Rating: 3/5
Hooptober X | 24/34 | Moorhead & Benson
Two paramedics, Steve (Anthony Mackie) and Dennis (Jamie Dornan) keep arriving at bizarre deaths — stab wounds but no blade, burn victims but no fire. At each scene, they find a drug called Synchronic.
When Dennis’s daughter, Brianna, disappears after taking Synchronic, Steve investigates and studies the drug to understand what happened to Brianna and the others.
Steve learns that the drug targets the pineal gland, making you experience time as it is — the whole record, not just the needle in the groove. More accurately, it jumps you back in time.
With a soft pineal gland, like someone younger than an adult, you experience different times. Steve happens to have a fatal brain tumor that makes his pineal gland softer than average.
You see where this is going.
While it rests on an astounding number of coincidences — all while the characters talk about randomness, chance, and luck — and half-baked explanations for what Synchronic does, the experience is still pretty fun.

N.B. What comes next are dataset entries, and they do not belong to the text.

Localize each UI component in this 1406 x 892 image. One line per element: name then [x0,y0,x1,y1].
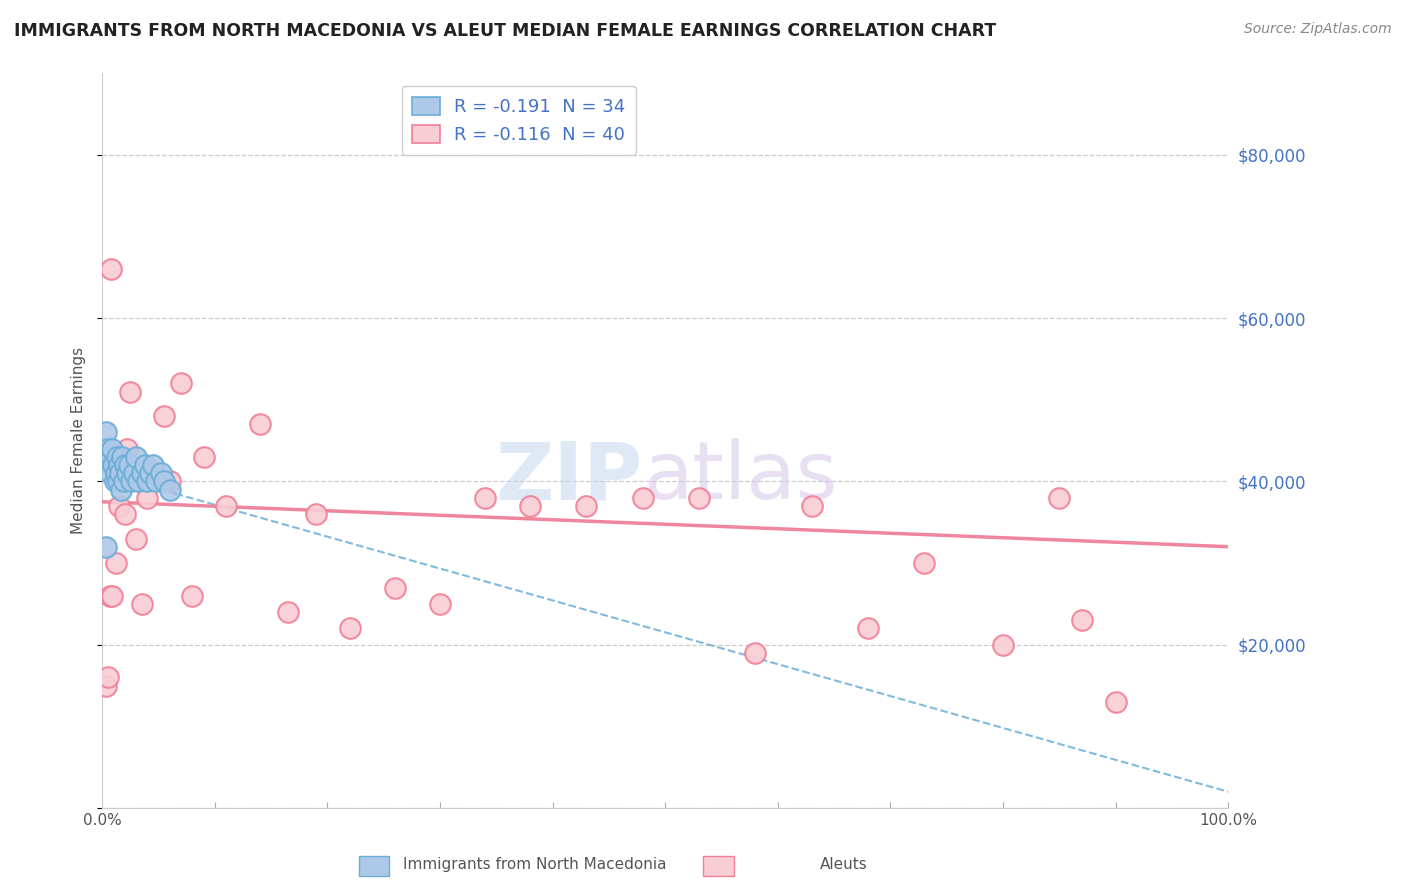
Point [149,466,172,480]
Point [474,491,496,505]
Point [153,409,176,423]
Point [105,450,128,464]
Point [159,475,181,489]
Point [127,475,149,489]
Point [94,425,117,440]
Point [1105,695,1128,709]
Point [100,262,122,277]
Point [114,507,136,521]
Point [631,491,654,505]
Text: ZIP: ZIP [495,438,643,516]
Point [339,621,361,635]
Point [104,466,127,480]
Point [118,458,141,472]
Point [138,466,160,480]
Point [249,417,271,432]
Point [193,450,215,464]
Point [101,442,124,456]
Point [1070,613,1092,627]
Point [429,597,451,611]
Point [136,475,159,489]
Point [115,466,138,480]
Point [142,458,165,472]
Point [107,475,129,489]
Point [120,384,142,399]
Text: Aleuts: Aleuts [820,857,868,872]
Point [112,475,135,489]
Point [98,458,121,472]
Point [170,376,193,391]
Point [98,589,121,603]
Point [104,556,127,570]
Point [856,621,879,635]
Y-axis label: Median Female Earnings: Median Female Earnings [72,347,86,534]
Point [100,450,122,464]
Point [912,556,935,570]
Point [114,458,136,472]
Point [122,466,145,480]
Point [125,450,148,464]
Point [1047,491,1070,505]
Point [744,646,766,660]
Point [111,458,134,472]
Point [384,581,406,595]
Point [153,475,176,489]
Point [108,499,131,513]
Point [96,442,118,456]
Point [111,450,134,464]
Point [94,540,117,554]
Text: Source: ZipAtlas.com: Source: ZipAtlas.com [1244,22,1392,37]
Point [131,466,153,480]
Point [131,597,153,611]
Point [115,442,138,456]
Point [181,589,204,603]
Text: Immigrants from North Macedonia: Immigrants from North Macedonia [402,857,666,872]
Point [215,499,238,513]
Point [305,507,328,521]
Point [125,532,148,546]
Point [688,491,710,505]
Point [110,483,132,497]
Point [121,475,143,489]
Point [108,458,131,472]
Text: atlas: atlas [643,438,837,516]
Point [94,679,117,693]
Point [159,483,181,497]
Point [104,475,127,489]
Point [134,458,156,472]
Point [110,466,132,480]
Point [145,475,167,489]
Point [104,466,127,480]
Point [98,466,121,480]
Point [991,638,1014,652]
Point [103,458,125,472]
Point [519,499,541,513]
Point [800,499,823,513]
Point [97,450,120,464]
Point [97,670,120,684]
Point [136,491,159,505]
Point [101,589,124,603]
Text: IMMIGRANTS FROM NORTH MACEDONIA VS ALEUT MEDIAN FEMALE EARNINGS CORRELATION CHAR: IMMIGRANTS FROM NORTH MACEDONIA VS ALEUT… [14,22,997,40]
Point [277,605,299,619]
Legend: R = -0.191  N = 34, R = -0.116  N = 40: R = -0.191 N = 34, R = -0.116 N = 40 [402,86,636,155]
Point [575,499,598,513]
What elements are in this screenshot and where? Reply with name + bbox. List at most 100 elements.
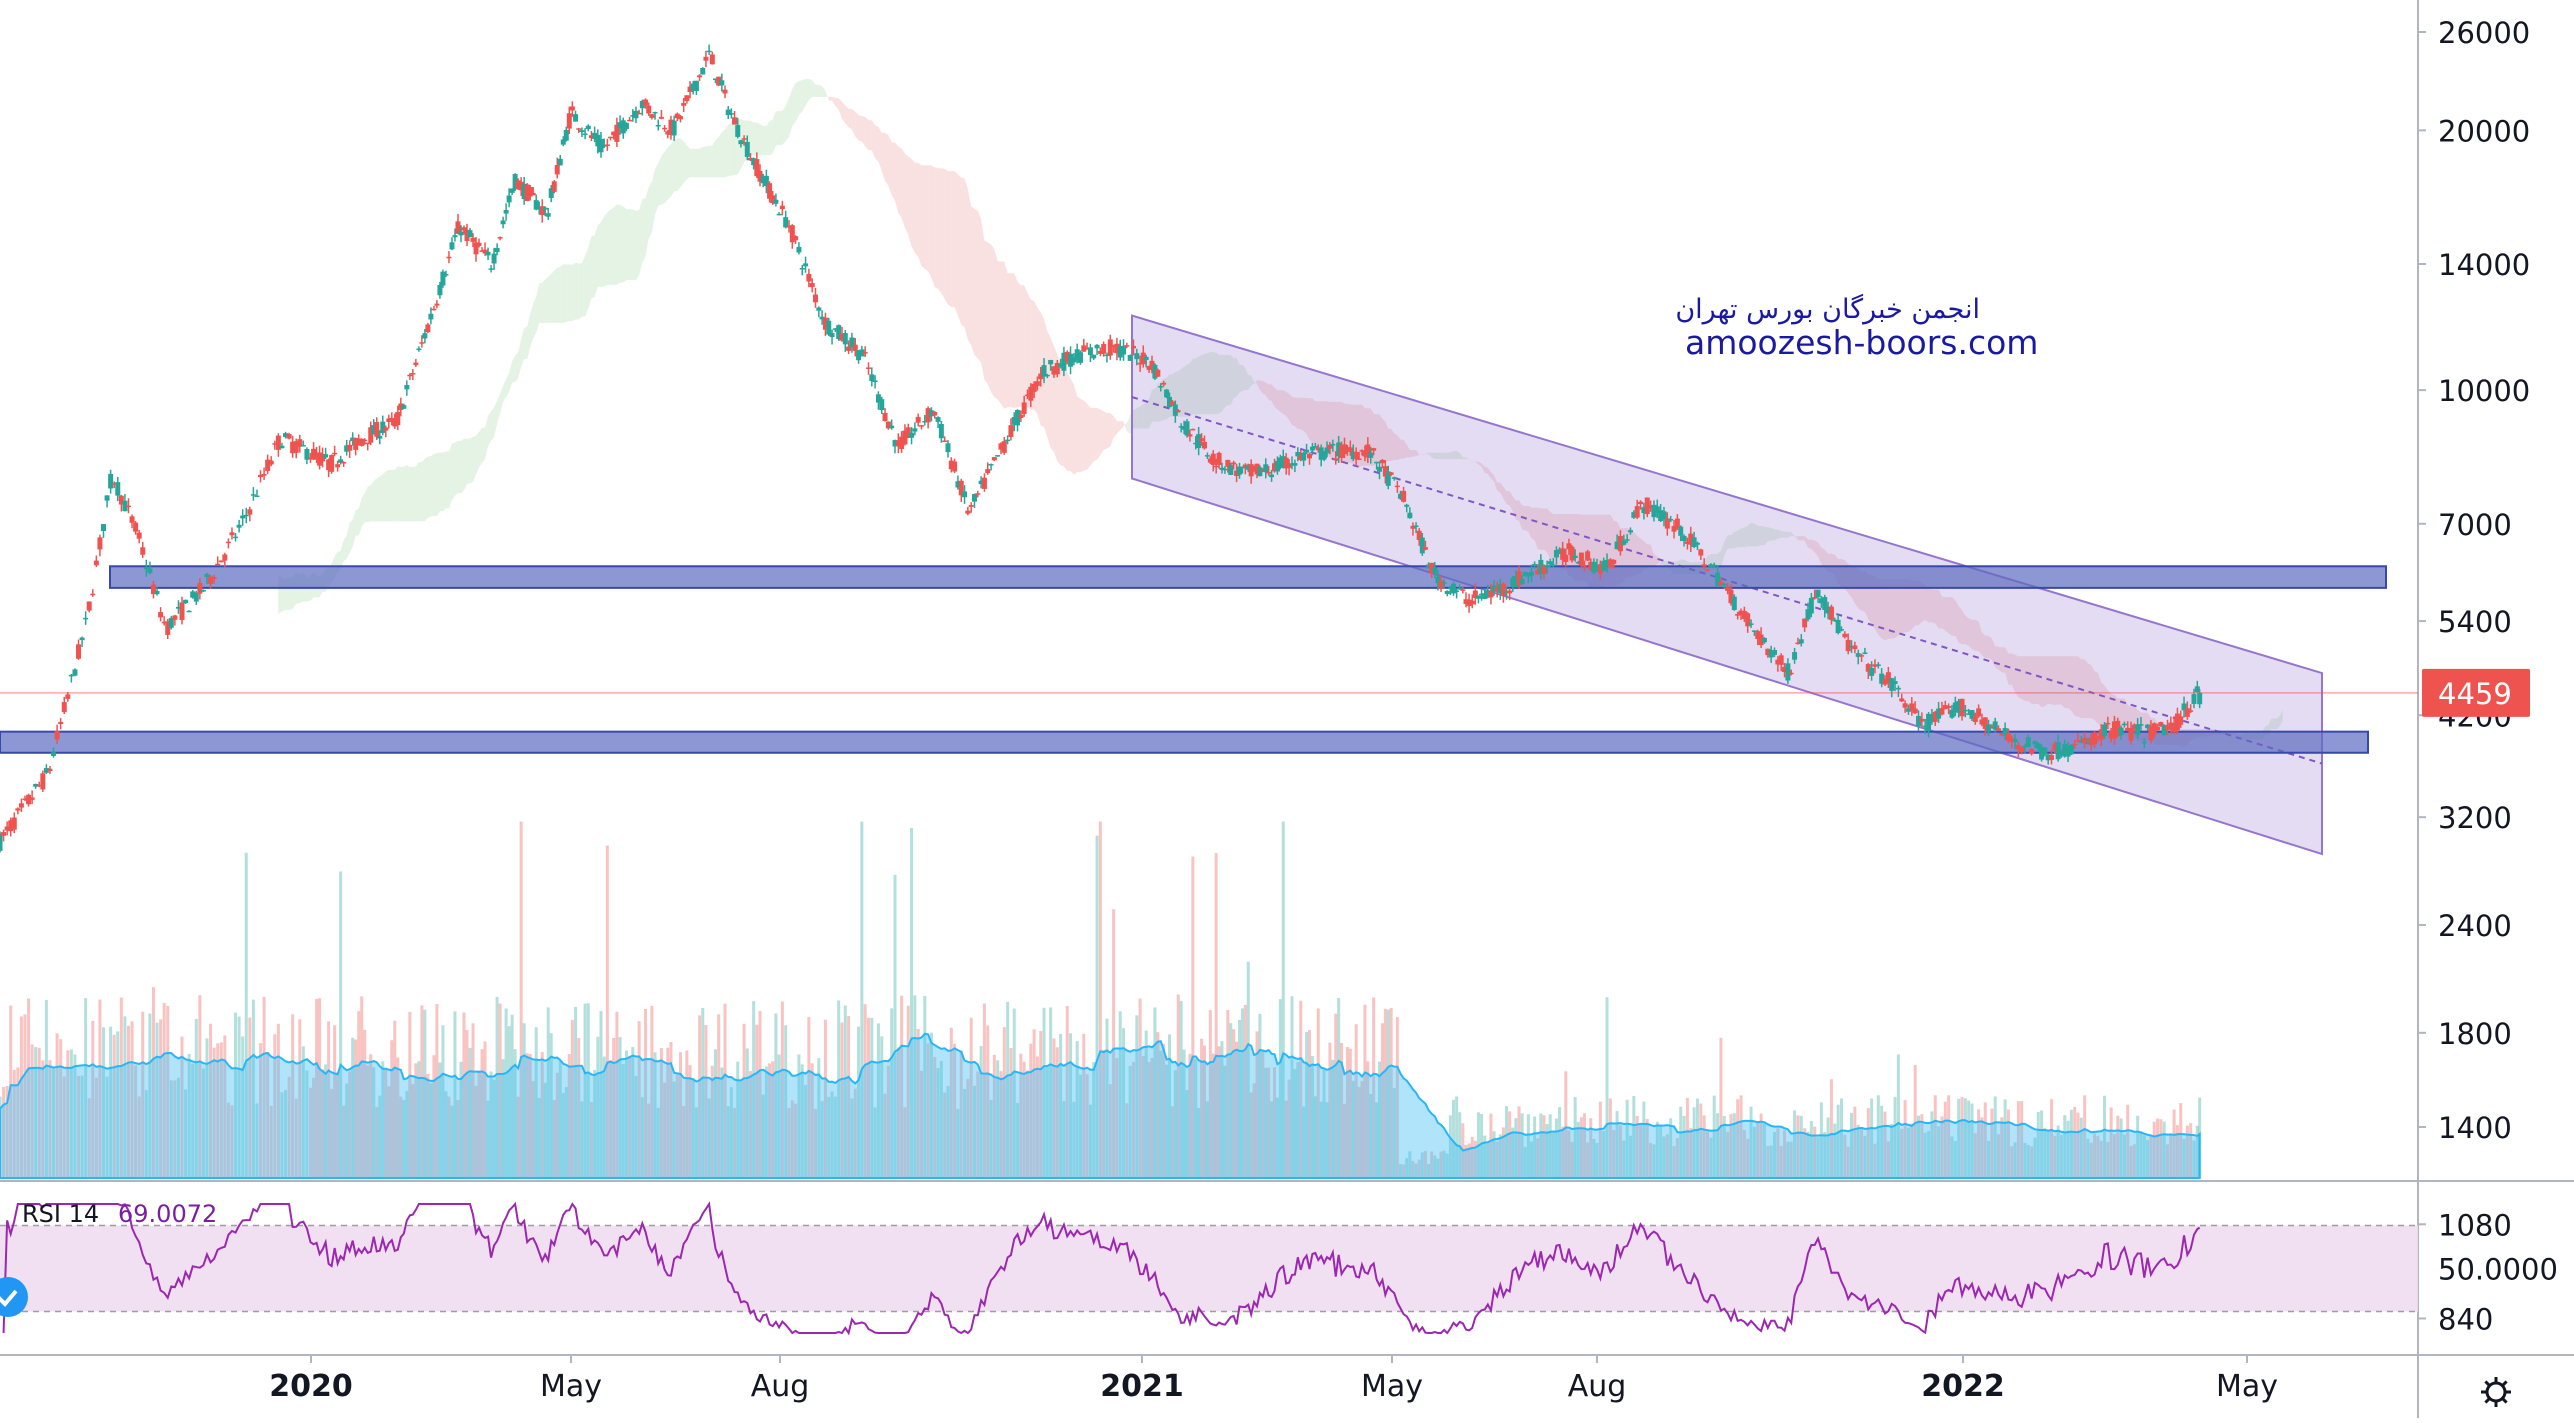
candle-body [1628, 530, 1633, 532]
cloud-bear-segment [829, 97, 832, 101]
candle-body [653, 112, 658, 114]
candle-body [965, 511, 970, 514]
cloud-bear-segment [988, 242, 991, 391]
candle-body [2076, 740, 2081, 742]
candle-body [1520, 579, 1525, 584]
cloud-bull-segment [633, 209, 636, 280]
candle-body [301, 445, 306, 447]
cloud-bear-segment [991, 244, 994, 397]
price-tick-label: 1800 [2438, 1017, 2512, 1051]
candle-body [1621, 541, 1626, 545]
candle-body [2029, 749, 2034, 753]
cloud-bull-segment [410, 467, 413, 521]
cloud-bull-segment [709, 146, 712, 177]
cloud-bull-segment [461, 439, 464, 493]
candle-body [1896, 688, 1901, 690]
cloud-bull-segment [488, 411, 491, 446]
cloud-bull-segment [365, 487, 368, 522]
candle-body [416, 349, 421, 351]
candle-body [869, 374, 874, 381]
candle-body [1859, 655, 1864, 657]
candle-body [254, 496, 259, 498]
candle-body [936, 417, 941, 422]
candle-body [1789, 673, 1794, 675]
cloud-bear-segment [1097, 408, 1100, 460]
candle-body [329, 455, 334, 472]
candle-body [87, 601, 92, 610]
cloud-bull-segment [642, 198, 645, 263]
candle-body [1712, 565, 1717, 567]
cloud-bear-segment [1074, 385, 1077, 475]
cloud-bull-segment [482, 428, 485, 463]
cloud-bull-segment [557, 267, 560, 323]
candle-body [1313, 446, 1318, 448]
cloud-bear-segment [1064, 364, 1067, 471]
rsi-value: 69.0072 [118, 1200, 217, 1228]
cloud-bull-segment [690, 149, 693, 177]
rsi-title: RSI 14 [22, 1200, 99, 1228]
candle-body [108, 474, 113, 489]
candle-body [1529, 572, 1534, 576]
candle-body [710, 54, 715, 64]
rsi-axis-tick: 50.0000 [2438, 1253, 2558, 1287]
time-tick-label: May [1361, 1369, 1423, 1404]
candle-body [633, 111, 638, 118]
candle-body [155, 591, 160, 594]
candle-body [2178, 716, 2183, 724]
candle-body [2142, 742, 2147, 744]
candle-body [446, 257, 451, 259]
candle-body [262, 474, 267, 476]
candle-body [1501, 584, 1506, 596]
candle-body [0, 834, 3, 851]
candle-body [659, 117, 664, 119]
candle-body [374, 422, 379, 437]
cloud-bull-segment [766, 121, 769, 155]
candle-body [1134, 353, 1139, 359]
candle-body [1846, 640, 1851, 651]
cloud-bear-segment [951, 171, 954, 307]
cloud-bull-segment [344, 535, 347, 561]
candle-body [826, 321, 831, 335]
cloud-bull-segment [512, 356, 515, 383]
candle-body [101, 524, 106, 531]
cloud-bear-segment [948, 171, 951, 307]
candle-body [649, 114, 654, 118]
cloud-bear-segment [918, 163, 921, 266]
candle-body [729, 113, 734, 115]
cloud-bull-segment [773, 111, 776, 153]
candle-body [909, 433, 914, 438]
candle-body [1222, 469, 1227, 471]
cloud-bear-segment [958, 174, 961, 324]
cloud-bear-segment [1037, 308, 1040, 426]
cloud-bear-segment [859, 115, 862, 141]
candle-body [1749, 623, 1754, 625]
gear-icon[interactable] [2481, 1377, 2511, 1407]
candle-body [1454, 590, 1459, 592]
candle-body [1816, 590, 1821, 598]
cloud-bear-segment [1104, 411, 1107, 449]
candle-body [1357, 458, 1362, 460]
cloud-bull-segment [356, 509, 359, 536]
candle-body [793, 236, 798, 240]
cloud-bear-segment [845, 105, 848, 127]
cloud-bull-segment [786, 98, 789, 141]
candle-body [1457, 588, 1462, 590]
price-tick-label: 14000 [2438, 248, 2530, 282]
candle-body [269, 461, 274, 465]
candle-body [558, 159, 563, 166]
candle-body [1266, 472, 1271, 474]
cloud-bear-segment [1008, 273, 1011, 407]
cloud-bull-segment [566, 264, 569, 321]
candle-body [2026, 737, 2031, 747]
cloud-bull-segment [728, 122, 731, 176]
cloud-bull-segment [815, 85, 818, 97]
cloud-bull-segment [579, 263, 582, 319]
cloud-bear-segment [878, 127, 881, 171]
cloud-bull-segment [806, 79, 809, 105]
cloud-bear-segment [1114, 416, 1117, 437]
candle-body [1570, 547, 1575, 561]
cloud-bear-segment [905, 154, 908, 235]
cloud-bear-segment [1021, 285, 1024, 406]
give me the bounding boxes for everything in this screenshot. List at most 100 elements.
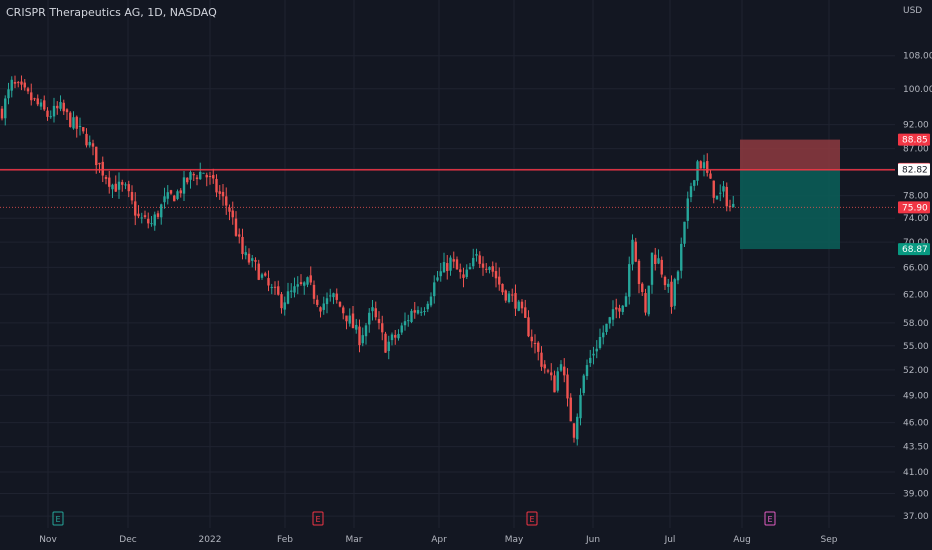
candle (676, 270, 680, 285)
candle-body (501, 283, 504, 293)
candle-body (13, 82, 17, 84)
candle (4, 95, 7, 126)
candle-body (605, 323, 608, 332)
candle-body (7, 89, 10, 99)
candle-body (82, 127, 85, 132)
candle-body (195, 177, 199, 180)
candle (199, 162, 202, 180)
candle-body (202, 172, 205, 174)
x-tick-label: Nov (39, 535, 57, 545)
candle-body (394, 335, 397, 338)
candle (260, 272, 264, 280)
candle-body (400, 325, 403, 333)
candle (715, 195, 719, 200)
candle-body (251, 258, 254, 261)
candle-body (137, 213, 140, 217)
x-tick-label: Aug (733, 535, 751, 545)
candle (316, 295, 319, 308)
candle-body (309, 275, 312, 283)
candle (530, 329, 533, 348)
y-tick-label: 41.00 (903, 468, 929, 478)
currency-label: USD (903, 6, 922, 16)
candle (364, 323, 368, 345)
candle (371, 300, 374, 321)
candle (114, 175, 117, 192)
candle (208, 171, 212, 185)
candle (462, 267, 465, 288)
candle-body (696, 161, 699, 181)
candle-body (173, 195, 176, 202)
candle-body (384, 333, 387, 353)
last-price-badge-bg (898, 201, 930, 214)
candle-body (631, 239, 634, 265)
earnings-marker: E (764, 511, 776, 526)
candle-body (260, 274, 264, 278)
candle-body (160, 204, 163, 218)
candle-body (199, 171, 202, 180)
candle-body (709, 173, 712, 179)
candle (728, 199, 732, 212)
x-tick-label: 2022 (199, 535, 222, 545)
candle-body (563, 366, 566, 376)
y-tick-label: 37.00 (903, 512, 929, 522)
candle-body (439, 271, 442, 277)
candle (511, 288, 514, 302)
candle (156, 210, 160, 220)
candle-body (225, 196, 228, 206)
candle (17, 80, 20, 88)
candle-body (299, 282, 303, 284)
candle (7, 82, 10, 105)
candle (381, 315, 384, 341)
candle (553, 370, 556, 393)
candle-body (156, 213, 160, 217)
candle-body (572, 423, 576, 438)
candle (732, 195, 735, 208)
candle (634, 237, 637, 263)
candle-body (381, 323, 384, 333)
candle-body (683, 221, 686, 244)
candle-body (72, 117, 75, 129)
candle (403, 312, 407, 331)
earnings-marker: E (312, 511, 324, 526)
earnings-marker: E (52, 511, 64, 526)
candle-body (527, 317, 530, 337)
candle-body (69, 112, 72, 127)
earnings-marker-label: E (55, 515, 60, 524)
candle (33, 97, 36, 102)
candle-body (39, 102, 43, 107)
candle (524, 299, 527, 319)
candle-body (595, 348, 598, 352)
candle (244, 245, 247, 260)
candle (631, 234, 634, 271)
candle-body (293, 286, 296, 293)
candle-body (410, 310, 413, 322)
candle-body (117, 181, 121, 190)
candle (572, 422, 576, 443)
candle-body (719, 192, 722, 194)
earnings-marker-box (312, 511, 324, 526)
candle-body (10, 79, 13, 91)
candle (670, 275, 673, 314)
candle (254, 257, 257, 271)
candle-body (121, 182, 124, 185)
candle-body (306, 277, 309, 285)
candle-body (264, 273, 267, 276)
candle (433, 275, 436, 304)
candle-body (667, 283, 670, 287)
candle (111, 183, 114, 199)
candle (221, 184, 225, 206)
y-tick-label: 58.00 (903, 319, 929, 329)
candle (293, 277, 296, 298)
candle-body (17, 82, 20, 84)
candle-body (91, 143, 95, 147)
y-tick-label: 92.00 (903, 121, 929, 131)
candle (267, 270, 270, 292)
candle-body (364, 325, 368, 337)
candle-body (615, 307, 618, 310)
candle-body (546, 370, 550, 372)
candle (507, 290, 511, 304)
candle-body (325, 298, 329, 305)
candle-body (368, 312, 371, 325)
candle (23, 79, 26, 91)
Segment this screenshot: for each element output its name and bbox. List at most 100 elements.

The discussions of life and death, while not profound, ground the story and express where the storytellers cared the most.
The ending, however, is nonsense.
Stray Thoughts
- I appreciate the hostile past the movie presents, especially for our Black lead. Time travel would suck for the majority of people.
- I like seeing Anthony Mackey in a non-Marvel project! He isn’t amazing, but he commits, and it helps this movie a lot.
- Acting like Jamie Dornan is ugly is the least believable part of this movie. His American accent is shit, just let him be Irish.